Il ne s’arrête plus. Son rire continu cesse à un moment d’être amusant et devient sinistre, puis résolument inquiétant…Vous regardez autour de vous, et petit à petit tout commence à se dégrader : les jeux fonctionnent au ralenti et la musique laisse la place à une cacophonie insupportable, pendant que l’homme continue à rire, à rire, à rire…

Voilà les images que Steven Takasugi arrive à évoquer en musique, avec Sideshow, un octuor amplifié accompagné d’une bande enregistrée, où il illustre de manière très réaliste le côté sombre des Luna Park de Coney Island, célèbre baie de plaisance de New-York.

L'ensemble Talea dans Sideshow de Steven Takasugi
L’ensemble Talea dans Sideshow de Steven Takasugi © allerArt Bludenz

À l’entrée dans la salle, des notes de programme sont distribuées, où l’on retrouve la liste des « numéros » qui composent le spectacle, accompagnée d’un dessin : un visage au sourire forcé.

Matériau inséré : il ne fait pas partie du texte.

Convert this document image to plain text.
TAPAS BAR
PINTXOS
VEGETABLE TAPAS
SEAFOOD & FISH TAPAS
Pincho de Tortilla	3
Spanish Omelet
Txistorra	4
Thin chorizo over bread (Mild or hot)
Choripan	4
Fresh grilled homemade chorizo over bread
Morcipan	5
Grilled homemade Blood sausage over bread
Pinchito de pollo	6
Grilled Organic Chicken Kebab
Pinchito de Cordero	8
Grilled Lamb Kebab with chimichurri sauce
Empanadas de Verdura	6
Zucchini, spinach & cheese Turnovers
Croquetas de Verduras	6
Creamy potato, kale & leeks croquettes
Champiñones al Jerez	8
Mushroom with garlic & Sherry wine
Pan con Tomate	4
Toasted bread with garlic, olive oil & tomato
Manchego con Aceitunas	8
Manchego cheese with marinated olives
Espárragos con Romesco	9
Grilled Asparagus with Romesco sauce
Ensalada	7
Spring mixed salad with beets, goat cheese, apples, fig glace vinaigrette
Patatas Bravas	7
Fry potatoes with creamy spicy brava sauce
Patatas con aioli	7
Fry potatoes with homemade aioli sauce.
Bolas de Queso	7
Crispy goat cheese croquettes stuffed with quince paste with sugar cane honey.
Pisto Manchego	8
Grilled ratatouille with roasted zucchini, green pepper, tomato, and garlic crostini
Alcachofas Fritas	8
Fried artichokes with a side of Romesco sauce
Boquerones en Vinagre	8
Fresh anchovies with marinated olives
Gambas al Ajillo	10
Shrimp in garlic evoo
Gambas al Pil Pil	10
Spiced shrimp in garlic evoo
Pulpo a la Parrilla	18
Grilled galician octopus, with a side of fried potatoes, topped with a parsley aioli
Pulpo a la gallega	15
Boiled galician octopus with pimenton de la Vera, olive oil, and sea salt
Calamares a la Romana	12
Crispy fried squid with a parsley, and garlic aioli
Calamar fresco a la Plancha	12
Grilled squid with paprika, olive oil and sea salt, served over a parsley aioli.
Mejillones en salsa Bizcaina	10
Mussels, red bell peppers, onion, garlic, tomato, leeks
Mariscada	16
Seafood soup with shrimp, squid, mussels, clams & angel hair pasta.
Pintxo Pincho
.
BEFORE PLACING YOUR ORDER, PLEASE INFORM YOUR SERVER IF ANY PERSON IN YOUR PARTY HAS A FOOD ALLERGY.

Sideshow est en effet une méditation sur le monde du spectacle, sur la splendeur et la misère des parcs d’attraction, ces lieux de divertissement qui cachaient des réalités effrayantes, entre pratiques sinistres, violence contre les animaux et exploitation d’individus difformes.

C’est le cas des « freak shows », une des attractions les plus courantes dans ces lieux, où l’on exposait en tant que « monstres » des personnes désavantagés par la nature, dans une course au profit qui ignorait l’humanité. Le public ne manquait pas, la curiosité morbide était trop forte. Diane Arbus elle-même, la célèbre photographe qui s’intéressait aux marginaux de la société, avouait que ses visites nocturnes à Coney Island, lui provoquaient « un mélange de honte, d’effroi et de respect ».

Après les clichés francs d’Arbus et la revanche des « freaks » au cinéma, dans la célèbre « Monstrueuse Parade » de Tod Browning de 1932, la musique pouvait-elle dépeindre cet univers parallèle, sans utiliser les images ou la parole ?
Takasugi a relevé le défi, grâce à un immense travail de recherche sonore, qui lui a permis d’intégrer la musique en direct avec des sons enregistrés parfaitement adaptés au sujet.

Les musiciens de l’ensemble Talea ont pleinement contribué à la réussite de ce spectacle en se donnant cœur et âme à l’interprétation… et non pas seulement avec leurs instruments. En intégrant à la partition des percussions corporelles, des vocalises, de la voix parlée et des coups de pieds par terre, les artistes ont été capables de recréer des sons inquiétants, des bruits d’animaux, des mouvements de panique. Ils nous ont fait imaginer des cages grinçantes, des animaux en souffrance, des êtres déshumanisés, ils ont représenté l’homme qui rit et le poisson humain, comme s’ils étaient là.

On a respiré avec eux entre un mouvement et l’autre, et ils nous ont effrayés avec leur regards fixes et leurs bouches s’ouvrant lentement sur un sourire terrifiant, comme celui du dessin.

Nous remarquerons tout particulièrement le crescendo dramatique peignant l’affreuse (et hélas, courante) pratique d’électrocuter un éléphant. De manière extrêmement suggestive, Talea a représenté l’animal montant sur scène, lourd et imposant, la préparation de la machine infernale, l’effroi de l’interminable attente, le début de l’exécution, les barrissements de souffrance, puis les mouvements convulses, jusqu’au paroxysme final et au silence de désespoir qui le suit.
Ce silence réunit les spectateurs dans la salle, dont l’éthique s’indigne de ces traitements barbares, qui à l’époque pourtant ne froissaient personne.

La dimension universelle des aphorismes de Karl Krauss, que Takasugi a associé à son oeuvre, suggère une permanence des ombres. Ne serions-nous pas, aujourd’hui aussi en train de commettre des atrocités, qu’un jour nos descendants nous reprocheront ?

 


Ensemble Talea

James Baker, direction
Yuki Numata Resnick, violon
Elizabeth Weisser Helgeson, alto
Chris Gross, violoncelle
Barry Crawford, flûte
Ryan Muncy, saxophone
Rane Moore, clarinette
Stephen Gosling, piano
Alex Lipowski, percussion

 

Parallèlement à sa formation en chant lyrique, Cinzia Rota fréquente l'Académie des Beaux-Arts puis se spécialise en communication du patrimoine culturel à l'École polytechnique de Milan. En 2014 elle fonde Classicagenda, afin de promouvoir la musique classique et l'ouvrir à de nouveaux publics. Elle est membre de la Presse Musicale Internationale.